It's finally not windy at the farm and while I should be enjoying this time riding... I'm sitting on my bum blogging because I rolled my stupid ankle, again. Because rolling it twice in a short period of time is... fantastic.
The picture is Airy. I'll do a post about him one day soon. I should maybe do a little bio on all the horses here. Not that any one reads this, it will be fun when I'm old.
All the horses are fed, stalls are mucked and Tripp, LC, Rumor, Dabber and Airy are all inside for the night. Tripp will be in for a while now since he's come up lame, and of course he has... he WAS supposed to leave for the trainers soon.
All day it's been like musical pastures. First I woke up to Tripp not in his stall, I guess he got fed up with being in all day yesterday and busted out. Silly thoroughbred mouths can work any lock. Lucky me he didn't go to far, just to the nearest green grass. When I went to get him I noticed Teddy wasn't in her pasture with Rogue... she went UNDER the fence to join the geldings and her brother Atlas. Decided to leave her there since now that Atlas is occupied with a lady Boomer and Apollo aren't getting picked on.... this all leaves on small problem though, Rogues broken heart.

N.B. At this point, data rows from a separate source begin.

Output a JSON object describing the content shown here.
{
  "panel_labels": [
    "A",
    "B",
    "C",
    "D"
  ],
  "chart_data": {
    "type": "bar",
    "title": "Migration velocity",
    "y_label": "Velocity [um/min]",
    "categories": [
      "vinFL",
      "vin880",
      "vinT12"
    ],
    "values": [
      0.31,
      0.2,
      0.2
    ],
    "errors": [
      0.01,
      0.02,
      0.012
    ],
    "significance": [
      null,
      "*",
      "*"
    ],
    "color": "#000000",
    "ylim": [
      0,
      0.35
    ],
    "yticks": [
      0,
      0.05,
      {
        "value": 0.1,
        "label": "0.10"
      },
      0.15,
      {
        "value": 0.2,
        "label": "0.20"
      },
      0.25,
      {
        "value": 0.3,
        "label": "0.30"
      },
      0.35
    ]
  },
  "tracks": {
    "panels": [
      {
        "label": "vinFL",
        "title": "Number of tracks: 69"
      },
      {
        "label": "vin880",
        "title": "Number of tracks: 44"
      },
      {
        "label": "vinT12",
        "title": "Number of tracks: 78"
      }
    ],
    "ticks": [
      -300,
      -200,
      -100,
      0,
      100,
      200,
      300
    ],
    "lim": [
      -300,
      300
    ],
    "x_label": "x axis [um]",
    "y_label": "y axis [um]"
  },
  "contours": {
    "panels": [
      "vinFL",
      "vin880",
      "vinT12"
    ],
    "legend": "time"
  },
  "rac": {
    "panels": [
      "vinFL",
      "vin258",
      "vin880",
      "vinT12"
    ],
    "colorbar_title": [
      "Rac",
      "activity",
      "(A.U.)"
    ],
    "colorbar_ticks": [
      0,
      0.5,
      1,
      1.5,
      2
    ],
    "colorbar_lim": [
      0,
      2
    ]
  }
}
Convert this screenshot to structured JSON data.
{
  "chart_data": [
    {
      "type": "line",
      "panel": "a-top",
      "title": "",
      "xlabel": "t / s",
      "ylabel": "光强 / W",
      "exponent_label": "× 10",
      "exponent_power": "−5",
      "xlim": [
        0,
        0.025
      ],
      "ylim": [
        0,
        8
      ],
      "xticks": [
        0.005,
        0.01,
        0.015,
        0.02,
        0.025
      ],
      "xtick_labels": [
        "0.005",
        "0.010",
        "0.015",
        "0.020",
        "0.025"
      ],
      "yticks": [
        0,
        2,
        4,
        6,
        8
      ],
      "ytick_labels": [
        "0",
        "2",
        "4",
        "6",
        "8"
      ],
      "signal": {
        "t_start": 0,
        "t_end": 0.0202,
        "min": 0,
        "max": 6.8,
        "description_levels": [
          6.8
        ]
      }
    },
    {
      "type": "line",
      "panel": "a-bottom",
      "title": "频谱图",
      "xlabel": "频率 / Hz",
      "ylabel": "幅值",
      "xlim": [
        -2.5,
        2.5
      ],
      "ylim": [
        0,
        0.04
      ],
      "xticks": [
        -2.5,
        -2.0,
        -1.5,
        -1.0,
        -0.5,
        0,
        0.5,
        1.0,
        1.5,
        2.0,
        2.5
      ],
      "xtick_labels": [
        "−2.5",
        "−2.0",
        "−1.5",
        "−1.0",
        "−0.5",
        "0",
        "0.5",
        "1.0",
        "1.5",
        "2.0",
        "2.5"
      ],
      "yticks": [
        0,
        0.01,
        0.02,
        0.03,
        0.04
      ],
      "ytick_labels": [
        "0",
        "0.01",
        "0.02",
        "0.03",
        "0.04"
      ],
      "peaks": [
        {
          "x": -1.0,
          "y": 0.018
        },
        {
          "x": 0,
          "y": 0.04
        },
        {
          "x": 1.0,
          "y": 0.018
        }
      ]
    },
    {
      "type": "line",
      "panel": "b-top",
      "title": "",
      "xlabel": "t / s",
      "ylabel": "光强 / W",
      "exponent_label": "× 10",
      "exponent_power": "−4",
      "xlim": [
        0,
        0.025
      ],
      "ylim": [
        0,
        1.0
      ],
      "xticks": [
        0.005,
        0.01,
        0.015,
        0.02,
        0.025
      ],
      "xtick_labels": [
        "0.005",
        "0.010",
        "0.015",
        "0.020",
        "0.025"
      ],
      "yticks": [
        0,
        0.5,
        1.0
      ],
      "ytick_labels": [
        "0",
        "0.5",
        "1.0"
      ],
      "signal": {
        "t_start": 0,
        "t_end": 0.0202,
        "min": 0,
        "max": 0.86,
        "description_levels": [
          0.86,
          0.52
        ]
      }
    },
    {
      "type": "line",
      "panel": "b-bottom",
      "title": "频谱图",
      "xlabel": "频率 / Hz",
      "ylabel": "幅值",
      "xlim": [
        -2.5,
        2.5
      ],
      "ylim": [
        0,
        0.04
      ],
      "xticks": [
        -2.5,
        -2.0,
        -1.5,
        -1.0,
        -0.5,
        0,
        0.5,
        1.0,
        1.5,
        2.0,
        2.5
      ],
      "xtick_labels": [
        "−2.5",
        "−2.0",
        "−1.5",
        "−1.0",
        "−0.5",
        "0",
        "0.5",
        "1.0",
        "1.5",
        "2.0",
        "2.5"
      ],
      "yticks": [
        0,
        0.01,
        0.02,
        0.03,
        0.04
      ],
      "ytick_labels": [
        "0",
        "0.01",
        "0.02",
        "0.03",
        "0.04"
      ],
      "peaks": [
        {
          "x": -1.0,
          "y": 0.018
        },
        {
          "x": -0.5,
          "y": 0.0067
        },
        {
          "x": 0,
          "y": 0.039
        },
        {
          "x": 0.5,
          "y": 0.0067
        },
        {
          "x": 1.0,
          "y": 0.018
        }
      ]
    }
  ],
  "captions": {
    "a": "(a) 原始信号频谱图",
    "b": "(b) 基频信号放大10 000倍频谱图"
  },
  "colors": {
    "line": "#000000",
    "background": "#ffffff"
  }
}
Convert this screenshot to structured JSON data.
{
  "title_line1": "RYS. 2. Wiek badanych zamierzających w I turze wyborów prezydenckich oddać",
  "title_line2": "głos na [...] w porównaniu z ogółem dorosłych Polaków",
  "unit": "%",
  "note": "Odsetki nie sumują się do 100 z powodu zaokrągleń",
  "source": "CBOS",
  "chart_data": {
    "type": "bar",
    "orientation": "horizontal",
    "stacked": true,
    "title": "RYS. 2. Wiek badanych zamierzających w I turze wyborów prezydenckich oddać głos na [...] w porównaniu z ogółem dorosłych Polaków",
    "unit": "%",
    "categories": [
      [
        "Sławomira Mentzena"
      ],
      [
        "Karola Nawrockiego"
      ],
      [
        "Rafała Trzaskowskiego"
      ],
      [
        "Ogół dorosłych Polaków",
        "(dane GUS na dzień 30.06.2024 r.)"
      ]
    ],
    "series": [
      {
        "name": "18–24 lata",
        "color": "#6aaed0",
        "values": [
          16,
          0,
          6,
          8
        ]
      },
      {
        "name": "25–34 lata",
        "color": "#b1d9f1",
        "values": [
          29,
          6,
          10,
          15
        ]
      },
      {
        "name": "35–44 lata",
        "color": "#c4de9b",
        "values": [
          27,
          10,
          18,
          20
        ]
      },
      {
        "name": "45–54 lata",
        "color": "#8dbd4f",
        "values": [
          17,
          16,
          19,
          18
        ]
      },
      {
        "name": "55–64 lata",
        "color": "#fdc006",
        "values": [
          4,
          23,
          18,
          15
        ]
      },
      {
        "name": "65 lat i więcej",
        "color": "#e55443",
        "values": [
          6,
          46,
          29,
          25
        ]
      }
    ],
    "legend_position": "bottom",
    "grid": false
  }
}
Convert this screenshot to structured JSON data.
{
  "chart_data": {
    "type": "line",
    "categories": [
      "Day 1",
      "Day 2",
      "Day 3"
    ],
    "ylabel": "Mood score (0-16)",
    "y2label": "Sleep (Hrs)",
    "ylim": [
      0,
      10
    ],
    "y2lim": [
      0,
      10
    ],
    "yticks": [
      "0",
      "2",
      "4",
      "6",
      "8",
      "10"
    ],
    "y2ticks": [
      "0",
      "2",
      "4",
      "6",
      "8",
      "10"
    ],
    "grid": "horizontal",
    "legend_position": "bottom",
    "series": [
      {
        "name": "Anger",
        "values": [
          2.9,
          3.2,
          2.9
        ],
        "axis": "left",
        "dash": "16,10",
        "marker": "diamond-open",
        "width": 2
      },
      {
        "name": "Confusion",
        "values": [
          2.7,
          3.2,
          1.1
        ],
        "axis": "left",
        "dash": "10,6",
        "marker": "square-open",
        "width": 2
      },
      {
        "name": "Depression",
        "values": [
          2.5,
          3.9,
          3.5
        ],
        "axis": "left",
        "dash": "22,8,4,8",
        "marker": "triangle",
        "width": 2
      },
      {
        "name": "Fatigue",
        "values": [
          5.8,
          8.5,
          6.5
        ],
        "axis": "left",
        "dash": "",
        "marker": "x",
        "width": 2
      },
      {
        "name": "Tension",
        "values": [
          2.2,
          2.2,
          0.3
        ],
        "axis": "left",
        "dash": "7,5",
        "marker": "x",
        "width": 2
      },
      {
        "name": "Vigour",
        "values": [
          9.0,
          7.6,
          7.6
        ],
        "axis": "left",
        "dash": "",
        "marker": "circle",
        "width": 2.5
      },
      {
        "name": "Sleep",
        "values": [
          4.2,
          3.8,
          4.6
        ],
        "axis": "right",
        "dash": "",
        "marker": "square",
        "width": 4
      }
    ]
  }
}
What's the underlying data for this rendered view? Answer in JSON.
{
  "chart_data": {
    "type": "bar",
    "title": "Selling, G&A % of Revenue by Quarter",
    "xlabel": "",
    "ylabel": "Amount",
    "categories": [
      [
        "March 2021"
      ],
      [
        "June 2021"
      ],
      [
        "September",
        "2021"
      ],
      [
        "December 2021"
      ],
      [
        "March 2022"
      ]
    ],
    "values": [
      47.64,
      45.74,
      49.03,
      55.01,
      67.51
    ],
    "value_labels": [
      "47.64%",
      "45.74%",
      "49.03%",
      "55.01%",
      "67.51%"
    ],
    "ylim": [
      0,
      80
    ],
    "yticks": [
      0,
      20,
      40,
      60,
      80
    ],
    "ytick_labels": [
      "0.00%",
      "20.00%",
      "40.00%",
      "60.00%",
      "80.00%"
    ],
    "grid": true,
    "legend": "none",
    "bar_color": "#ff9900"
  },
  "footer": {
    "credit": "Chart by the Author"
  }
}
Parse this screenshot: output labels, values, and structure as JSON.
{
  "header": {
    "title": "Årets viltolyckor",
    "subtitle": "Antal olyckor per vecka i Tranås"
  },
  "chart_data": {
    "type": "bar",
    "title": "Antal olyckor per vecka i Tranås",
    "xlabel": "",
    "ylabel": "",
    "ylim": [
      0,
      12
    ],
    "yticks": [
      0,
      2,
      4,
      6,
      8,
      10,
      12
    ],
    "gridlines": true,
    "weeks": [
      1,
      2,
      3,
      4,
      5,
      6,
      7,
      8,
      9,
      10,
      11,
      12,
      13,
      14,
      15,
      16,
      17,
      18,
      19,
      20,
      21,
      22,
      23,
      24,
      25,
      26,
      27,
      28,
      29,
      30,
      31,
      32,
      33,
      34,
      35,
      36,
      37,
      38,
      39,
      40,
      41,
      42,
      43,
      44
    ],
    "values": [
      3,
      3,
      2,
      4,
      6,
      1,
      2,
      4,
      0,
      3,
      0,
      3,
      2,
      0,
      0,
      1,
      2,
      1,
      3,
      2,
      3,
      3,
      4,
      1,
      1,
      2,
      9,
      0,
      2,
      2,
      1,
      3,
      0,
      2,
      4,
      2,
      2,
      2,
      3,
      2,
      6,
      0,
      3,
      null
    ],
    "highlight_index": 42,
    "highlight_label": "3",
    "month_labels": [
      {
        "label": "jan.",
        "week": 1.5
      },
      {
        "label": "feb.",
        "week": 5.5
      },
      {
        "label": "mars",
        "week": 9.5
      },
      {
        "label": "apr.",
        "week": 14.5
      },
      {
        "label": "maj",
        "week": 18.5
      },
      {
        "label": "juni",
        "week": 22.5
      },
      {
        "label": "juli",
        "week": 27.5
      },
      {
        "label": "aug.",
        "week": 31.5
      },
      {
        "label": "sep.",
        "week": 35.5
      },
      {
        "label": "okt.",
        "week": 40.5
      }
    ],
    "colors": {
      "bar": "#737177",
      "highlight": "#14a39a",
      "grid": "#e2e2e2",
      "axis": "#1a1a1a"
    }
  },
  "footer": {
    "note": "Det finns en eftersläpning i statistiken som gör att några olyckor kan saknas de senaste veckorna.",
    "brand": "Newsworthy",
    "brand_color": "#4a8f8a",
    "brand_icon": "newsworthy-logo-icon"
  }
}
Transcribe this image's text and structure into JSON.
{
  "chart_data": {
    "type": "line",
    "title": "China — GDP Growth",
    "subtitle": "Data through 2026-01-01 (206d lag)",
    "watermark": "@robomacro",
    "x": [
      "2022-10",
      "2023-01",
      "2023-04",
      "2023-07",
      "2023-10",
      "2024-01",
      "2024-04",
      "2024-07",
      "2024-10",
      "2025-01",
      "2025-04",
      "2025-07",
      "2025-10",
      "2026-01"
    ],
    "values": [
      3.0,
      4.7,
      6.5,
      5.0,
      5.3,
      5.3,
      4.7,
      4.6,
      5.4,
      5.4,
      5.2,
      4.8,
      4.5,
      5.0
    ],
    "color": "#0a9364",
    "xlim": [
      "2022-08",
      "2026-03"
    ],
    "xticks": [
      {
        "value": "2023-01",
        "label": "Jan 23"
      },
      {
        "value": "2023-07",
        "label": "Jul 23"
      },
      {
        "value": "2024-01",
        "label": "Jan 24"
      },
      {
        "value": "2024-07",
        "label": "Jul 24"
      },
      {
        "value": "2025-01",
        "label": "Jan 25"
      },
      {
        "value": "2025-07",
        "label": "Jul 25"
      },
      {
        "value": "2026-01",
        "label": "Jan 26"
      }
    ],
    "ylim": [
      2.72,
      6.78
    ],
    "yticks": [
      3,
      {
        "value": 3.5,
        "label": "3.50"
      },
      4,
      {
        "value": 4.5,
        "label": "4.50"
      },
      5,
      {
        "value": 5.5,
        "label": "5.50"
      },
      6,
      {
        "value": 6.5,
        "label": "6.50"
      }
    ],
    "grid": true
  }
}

Hopefully we will find a sweet little paint mare for Tricia that can be his new soulmate since Teddy is a hussy.
Airy is slowly but surely gaining weight, I can't see so much of his ribs now and this is why we decided NOT to give Peyton to Judi. As a trainer I have full faith in her, but the barn is not good enough for any of our horses, I won't be bringing Airy back either... love the location and the people, hate the lack of grass. And the dust. And Peyton would freak like Airy and Atlas did and loose a ton of weight which is wrong to do to the horse. If we where a OTTB rescue a home visit would be required and NO ONE would pass those pastures. So, maybe I have another horse to show... when I get money to do it again :/
Tripp being lame kinda sucks, I hope it's just an abscess.
H had a nightmare and she won't tell me what about but it's put her in a weird mood... she said she would tell me if it was bothering her still when she got home. Besides thinking it's funny she puts so much into what dreams mean, I wish she would stop dreaming bad things about me! I know it's out of some insecurity she isn't speaking up about and I wish she knew how much I love her.... I know I've dated, loved two people before her... but at 25 that's kind of the norm and considering I was with them each for well over a year I should hope I loved them! It would mean something was horribly wrong if I didn't... and loving them doesn't somehow make insignificant how much I love her. If I hadn't fallen in love, then out of love with Molly and Jacline I wouldn't know how REAL falling in love with her was.
I wish she didn't worry so much. I guess only time can fix that.
AND the doctor.. I don't want to go. So I'm not. The end.